Uniform federal election law should include:

  • Identification:A citizen 18 years of age or older shall produce a valid photo ID from an approved federal or state agency to register to vote, or to vote. Photo IDs have become a necessity post 9/11. You need one to enter a federal building, get on an aircraft, obtain government benefits, etc. 
  • Registration:An eligible citizen may register to vote up to two weeks prior to a federal election by appearing in person at an authorized federal or state office and making application.
  • Voting:An eligible voter may appear at their designated polling place from 7 a.m. to 9 p.m. on the day of a federal election.
  • Early voting:An eligible voter may vote no earlier than 2 weeks before a federal election at their designated early voting location between the hours of 10 a.m.to 4 p.m.
  • Absentee voting:An eligible voter — upon the showing of good cause — shall be entitled to vote by absentee ballot, provided they petition for an absentee ballot in person at the designated place no more than 1 month and no less than two weeks before a federal election.
  • Voting machines:Voting machines shall be uniform in federal elections. A uniform standard shall be established to insure one voting machine for X number of registered voters at a polling place.
  • Voting protocols:There shall be uniform federal rules and protocols for voter IDs, registration, voting, poll watching, voting machines, eligibility, timing, locations, tallying, reporting, challenges, recounts, certifications, candidate eligibility, forms etc.
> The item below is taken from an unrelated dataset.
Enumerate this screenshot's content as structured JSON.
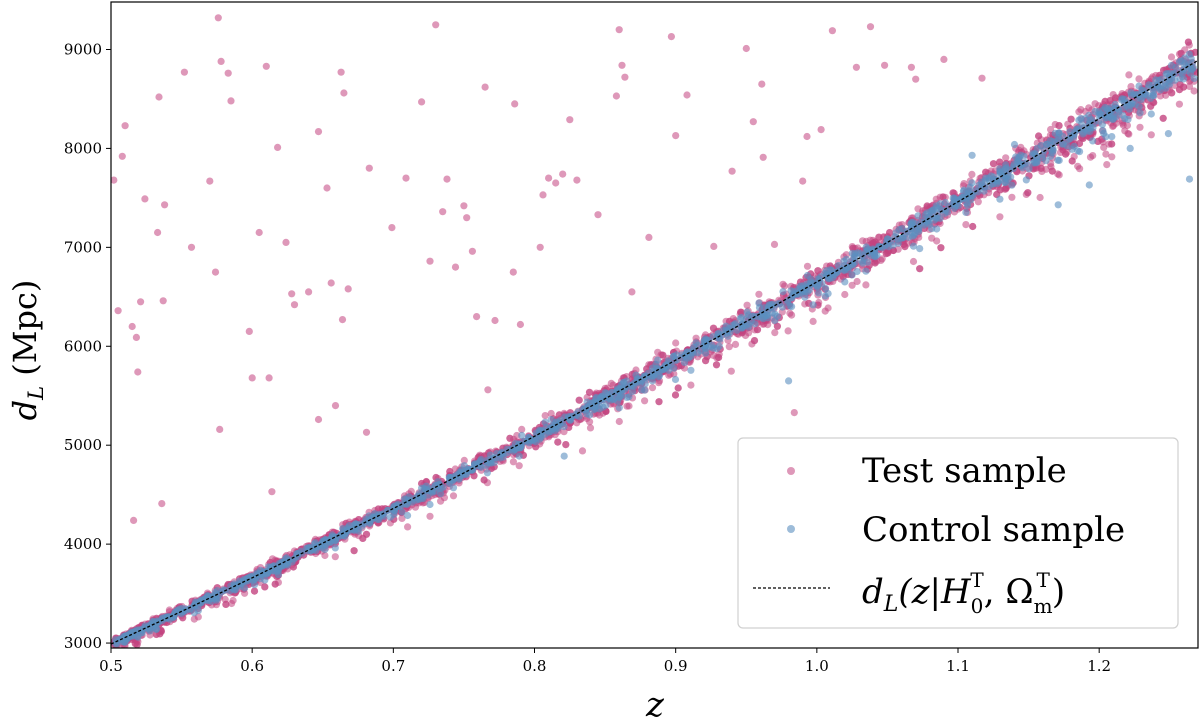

Establishing fair, just and equitable federal voting standards will force the states to follow suit. Although states will not be required to follow federal rules in state or local elections, it would be costly and inefficient not to do so.
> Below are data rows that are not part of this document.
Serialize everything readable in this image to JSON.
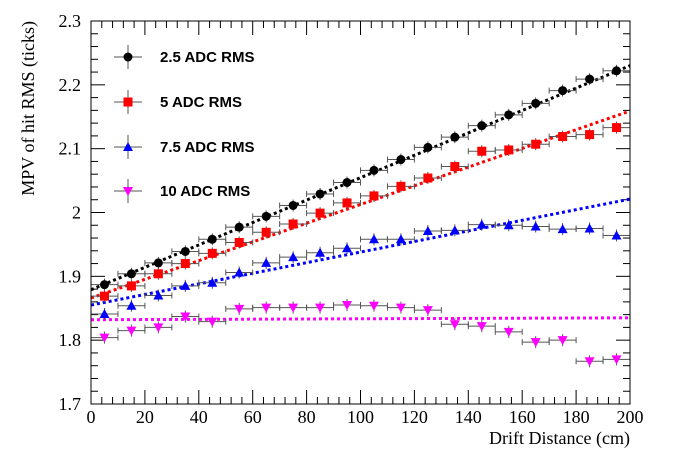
{
  "chart_data": {
    "type": "scatter",
    "xlabel": "Drift Distance (cm)",
    "ylabel": "MPV of hit RMS (ticks)",
    "xlim": [
      0,
      200
    ],
    "ylim": [
      1.7,
      2.3
    ],
    "xticks": [
      0,
      20,
      40,
      60,
      80,
      100,
      120,
      140,
      160,
      180,
      200
    ],
    "yticks": [
      1.7,
      1.8,
      1.9,
      2.0,
      2.1,
      2.2,
      2.3
    ],
    "ytick_labels": [
      "1.7",
      "1.8",
      "1.9",
      "2",
      "2.1",
      "2.2",
      "2.3"
    ],
    "x_error": 5,
    "grid": false,
    "legend_position": "top-left",
    "series": [
      {
        "name": "2.5 ADC RMS",
        "color": "#000000",
        "marker": "circle",
        "x": [
          5,
          15,
          25,
          35,
          45,
          55,
          65,
          75,
          85,
          95,
          105,
          115,
          125,
          135,
          145,
          155,
          165,
          175,
          185,
          195
        ],
        "values": [
          1.887,
          1.904,
          1.921,
          1.939,
          1.958,
          1.977,
          1.994,
          2.011,
          2.029,
          2.047,
          2.066,
          2.083,
          2.102,
          2.118,
          2.136,
          2.153,
          2.171,
          2.191,
          2.209,
          2.222
        ],
        "fit": [
          1.879,
          2.23
        ]
      },
      {
        "name": "5 ADC RMS",
        "color": "#ff0000",
        "marker": "square",
        "x": [
          5,
          15,
          25,
          35,
          45,
          55,
          65,
          75,
          85,
          95,
          105,
          115,
          125,
          135,
          145,
          155,
          165,
          175,
          185,
          195
        ],
        "values": [
          1.869,
          1.885,
          1.904,
          1.92,
          1.936,
          1.953,
          1.969,
          1.982,
          1.999,
          2.015,
          2.026,
          2.041,
          2.054,
          2.072,
          2.096,
          2.098,
          2.107,
          2.119,
          2.122,
          2.133
        ],
        "fit": [
          1.866,
          2.159
        ]
      },
      {
        "name": "7.5 ADC RMS",
        "color": "#0000ff",
        "marker": "triangle-up",
        "x": [
          5,
          15,
          25,
          35,
          45,
          55,
          65,
          75,
          85,
          95,
          105,
          115,
          125,
          135,
          145,
          155,
          165,
          175,
          185,
          195
        ],
        "values": [
          1.841,
          1.854,
          1.87,
          1.885,
          1.89,
          1.906,
          1.921,
          1.93,
          1.937,
          1.944,
          1.958,
          1.958,
          1.971,
          1.972,
          1.981,
          1.98,
          1.978,
          1.974,
          1.975,
          1.964
        ],
        "fit": [
          1.855,
          2.021
        ]
      },
      {
        "name": "10 ADC RMS",
        "color": "#ff00ff",
        "marker": "triangle-down",
        "x": [
          5,
          15,
          25,
          35,
          45,
          55,
          65,
          75,
          85,
          95,
          105,
          115,
          125,
          135,
          145,
          155,
          165,
          175,
          185,
          195
        ],
        "values": [
          1.804,
          1.815,
          1.82,
          1.837,
          1.829,
          1.849,
          1.851,
          1.851,
          1.851,
          1.855,
          1.854,
          1.851,
          1.847,
          1.825,
          1.822,
          1.813,
          1.797,
          1.8,
          1.767,
          1.77
        ],
        "fit": [
          1.832,
          1.835
        ]
      }
    ]
  }
}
Federal standards would only be required for any ballot that contains a federal office election.

The federal government has a paramount interest under the Equal Protection Clause of the U.S. Constitution to insure that all Americans are treated the same when exercising their most important and valued right as a citizen — the right to vote. 

As such, the federal government has the affirmative duty to ensure that all aspects of voting in federal elections are uniform. It makes no sense that states have the power to make their own rules and requirements with regard to federal elections that could change the outcome, disenfranchise, confuse, prevent or discourage voting.
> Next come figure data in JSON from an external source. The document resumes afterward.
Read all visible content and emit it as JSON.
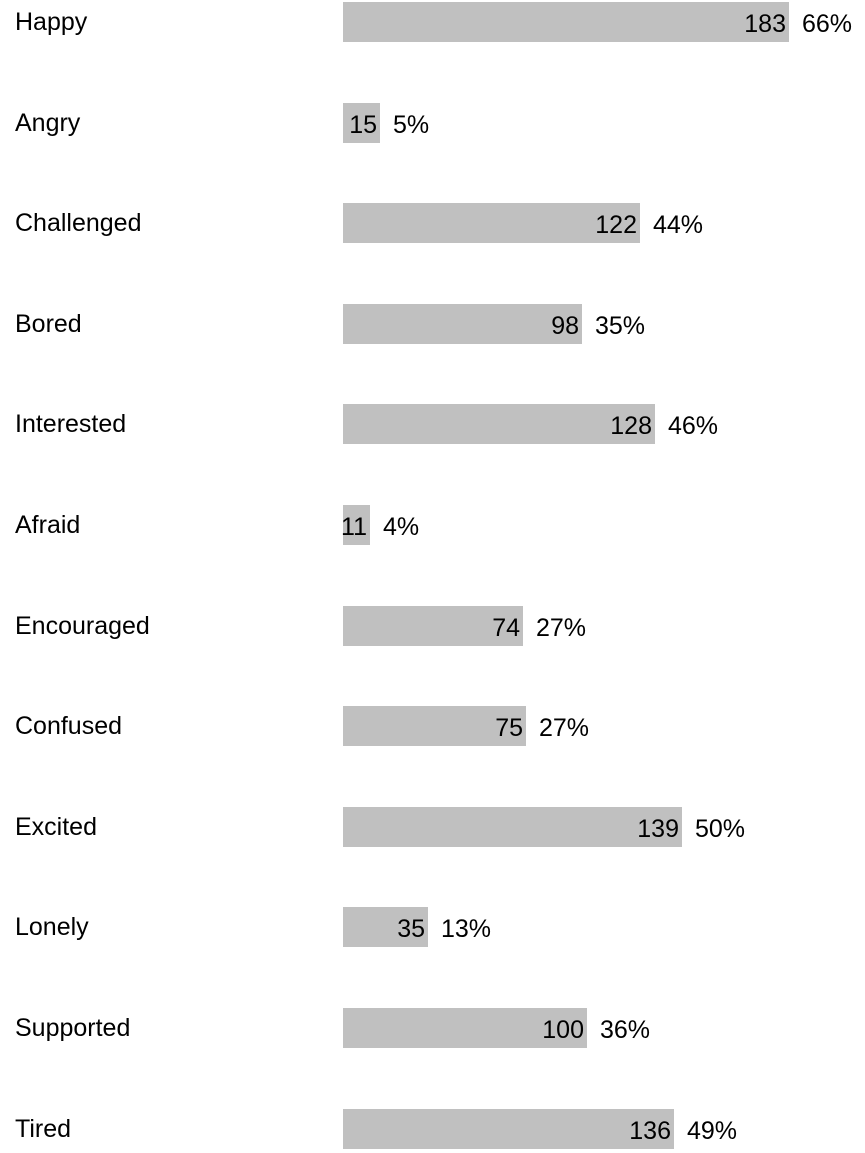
{
  "chart_data": {
    "type": "bar",
    "orientation": "horizontal",
    "bar_color": "#c0c0c0",
    "categories": [
      "Happy",
      "Angry",
      "Challenged",
      "Bored",
      "Interested",
      "Afraid",
      "Encouraged",
      "Confused",
      "Excited",
      "Lonely",
      "Supported",
      "Tired"
    ],
    "values": [
      183,
      15,
      122,
      98,
      128,
      11,
      74,
      75,
      139,
      35,
      100,
      136
    ],
    "percent_labels": [
      "66%",
      "5%",
      "44%",
      "35%",
      "46%",
      "4%",
      "27%",
      "27%",
      "50%",
      "13%",
      "36%",
      "49%"
    ],
    "grid": false
  }
}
The goal should be that voting is fair, understandable, convenient and trustworthy. That is not the case today.

It is not fair or equitable for 50 states to have 50 different rules for federal elections.

Voting should be not be so easy as to invite fraud or abuse. If you can take the time to wait in a DMV line for a license or automobile registration, then you certainly can do the same for voting.

Driving is a privilege — voting is a right.

If federal law were able to finally bring order and confidence to our national elections, then states would be fools not to adopt federal standards in their own election protocols.

My vote is for national voting standards that will eliminate state lawsuits, confusion and inequities to registration and voting nationwide.

Bradley A. Blakeman was a deputy assistant to President George W. Bush from 2001 to 2004. A principal of the 1600 Group, a strategic communications firm, he is an adjunct professor of public policy and international affairs at Georgetown University and a frequent guest on Fox News and Fox Business.